When we look for target-x by walking through the array, we notice that every element before x has already been matched to x, so we don’t need to match any more. Each element can’t be used twice, so we just look for target-x in the element after x.

code

class Solution {
    public int[] twoSum(int[] nums, int target) {
        int n = nums.length;
        for (int i = 0; i < n; ++i) {
            for (int j = i + 1; j < n; ++j) {
                if (nums[i] + nums[j] == target) {
                    return new int[]{i, j}; }}}return new int[0]; }}Copy the code

Result Time: 51 ms. Memory consumption: 38.6 MB

Complexity analysis Time complexity: O(N^2)O(N 2), where NN is the number of elements in the array. In the worst case, any two numbers in the array must be matched once. Space complexity: O(1)O(1).

🎋Java Method 2: Hash table

Ideas and Algorithms

Notice that the time complexity of method 1 is higher because the time complexity of finding target-x is too high. Therefore, we need a better way to quickly find out if there is a target element in an array. If it exists, we need to find its index.

Using a hash table, you can reduce the time complexity of finding target-x from O(N)O(N) to O(1)O(1).

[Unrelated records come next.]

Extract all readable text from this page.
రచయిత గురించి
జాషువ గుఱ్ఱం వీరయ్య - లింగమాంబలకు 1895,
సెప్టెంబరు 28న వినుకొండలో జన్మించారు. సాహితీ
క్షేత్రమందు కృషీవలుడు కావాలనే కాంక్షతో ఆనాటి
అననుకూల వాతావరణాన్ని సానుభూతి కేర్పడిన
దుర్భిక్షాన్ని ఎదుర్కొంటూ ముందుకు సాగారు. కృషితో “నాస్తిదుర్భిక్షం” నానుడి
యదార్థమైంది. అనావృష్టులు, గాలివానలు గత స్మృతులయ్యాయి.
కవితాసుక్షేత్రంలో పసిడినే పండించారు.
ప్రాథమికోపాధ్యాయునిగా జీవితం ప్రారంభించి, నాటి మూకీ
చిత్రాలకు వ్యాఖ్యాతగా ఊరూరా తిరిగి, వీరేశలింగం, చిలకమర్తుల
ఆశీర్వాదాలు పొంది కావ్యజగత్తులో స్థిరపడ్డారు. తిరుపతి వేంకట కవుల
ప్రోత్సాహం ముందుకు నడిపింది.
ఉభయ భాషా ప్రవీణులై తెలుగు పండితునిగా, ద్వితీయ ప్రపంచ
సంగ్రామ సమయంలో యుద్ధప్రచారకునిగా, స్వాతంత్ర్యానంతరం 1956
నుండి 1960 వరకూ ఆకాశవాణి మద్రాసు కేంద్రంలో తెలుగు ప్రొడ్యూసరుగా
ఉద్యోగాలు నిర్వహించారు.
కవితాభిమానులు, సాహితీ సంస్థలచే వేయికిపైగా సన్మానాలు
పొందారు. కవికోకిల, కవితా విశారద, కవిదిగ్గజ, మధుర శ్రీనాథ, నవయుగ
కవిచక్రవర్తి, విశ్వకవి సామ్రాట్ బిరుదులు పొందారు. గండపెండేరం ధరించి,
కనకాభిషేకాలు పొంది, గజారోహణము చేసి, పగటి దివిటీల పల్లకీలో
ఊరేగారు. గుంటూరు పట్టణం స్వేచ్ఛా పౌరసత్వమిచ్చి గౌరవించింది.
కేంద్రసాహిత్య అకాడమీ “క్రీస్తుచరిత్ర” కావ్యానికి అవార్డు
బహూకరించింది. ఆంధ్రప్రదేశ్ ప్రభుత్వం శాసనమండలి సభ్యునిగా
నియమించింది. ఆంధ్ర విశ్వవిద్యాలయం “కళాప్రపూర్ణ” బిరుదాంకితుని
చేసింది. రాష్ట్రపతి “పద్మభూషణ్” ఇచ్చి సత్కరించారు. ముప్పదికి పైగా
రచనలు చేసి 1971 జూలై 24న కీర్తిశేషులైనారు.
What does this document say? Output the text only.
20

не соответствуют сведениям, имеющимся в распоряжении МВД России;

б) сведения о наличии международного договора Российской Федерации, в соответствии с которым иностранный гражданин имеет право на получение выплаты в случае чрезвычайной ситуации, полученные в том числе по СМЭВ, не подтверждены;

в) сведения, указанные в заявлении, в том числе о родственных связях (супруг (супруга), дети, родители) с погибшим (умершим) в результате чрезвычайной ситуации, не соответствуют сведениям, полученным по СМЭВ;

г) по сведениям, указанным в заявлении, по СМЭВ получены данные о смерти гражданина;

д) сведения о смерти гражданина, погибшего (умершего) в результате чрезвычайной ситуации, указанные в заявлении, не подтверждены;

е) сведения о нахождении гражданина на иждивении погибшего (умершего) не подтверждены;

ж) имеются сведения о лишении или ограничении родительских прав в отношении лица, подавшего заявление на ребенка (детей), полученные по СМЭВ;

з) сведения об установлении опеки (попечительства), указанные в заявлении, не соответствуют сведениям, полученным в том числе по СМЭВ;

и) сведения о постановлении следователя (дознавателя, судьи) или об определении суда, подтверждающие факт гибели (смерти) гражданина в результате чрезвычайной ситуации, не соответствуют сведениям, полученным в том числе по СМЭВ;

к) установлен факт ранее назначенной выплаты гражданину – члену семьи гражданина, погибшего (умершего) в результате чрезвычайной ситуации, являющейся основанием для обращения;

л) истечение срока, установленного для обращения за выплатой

So we create a hash table, and for each x, we first check if target-x exists in the hash table, and then we insert x into the hash table to ensure that x doesn’t match us.

code

class Solution {
    public int[] twoSum(int[] nums, int target) {
        Map<Integer, Integer> hashtable = new HashMap<Integer, Integer>();
        for (int i = 0; i < nums.length; ++i) {
            if (hashtable.containsKey(target - nums[i])) {
                return new int[]{hashtable.get(target - nums[i]), i};
            }
            hashtable.put(nums[i], i);
        }
        return new int[0]; }}Copy the code

Result Execution time: 2 ms. Memory consumption: 38.6 MB

Complexity analysis Time complexity: O(N)O(N), where NN is the number of elements in the array. For each element x, we can find target-x O(1)O(1). Space complexity: O(N)O(N), where NN is the number of elements in the array. Mainly the overhead of the hash table.

💬 summary

  • Today is the first day of buckle algorithm punch card, just started some strange, behind will be more and more skilled!
  • This paper uses C# and Java programming languages to solve the problem
  • Some methods are also written by the god of reference force buckle, and they are also shared while learning, thanks again to the algorithm masters
  • That’s the end of today’s algorithm sharing, see you tomorrow!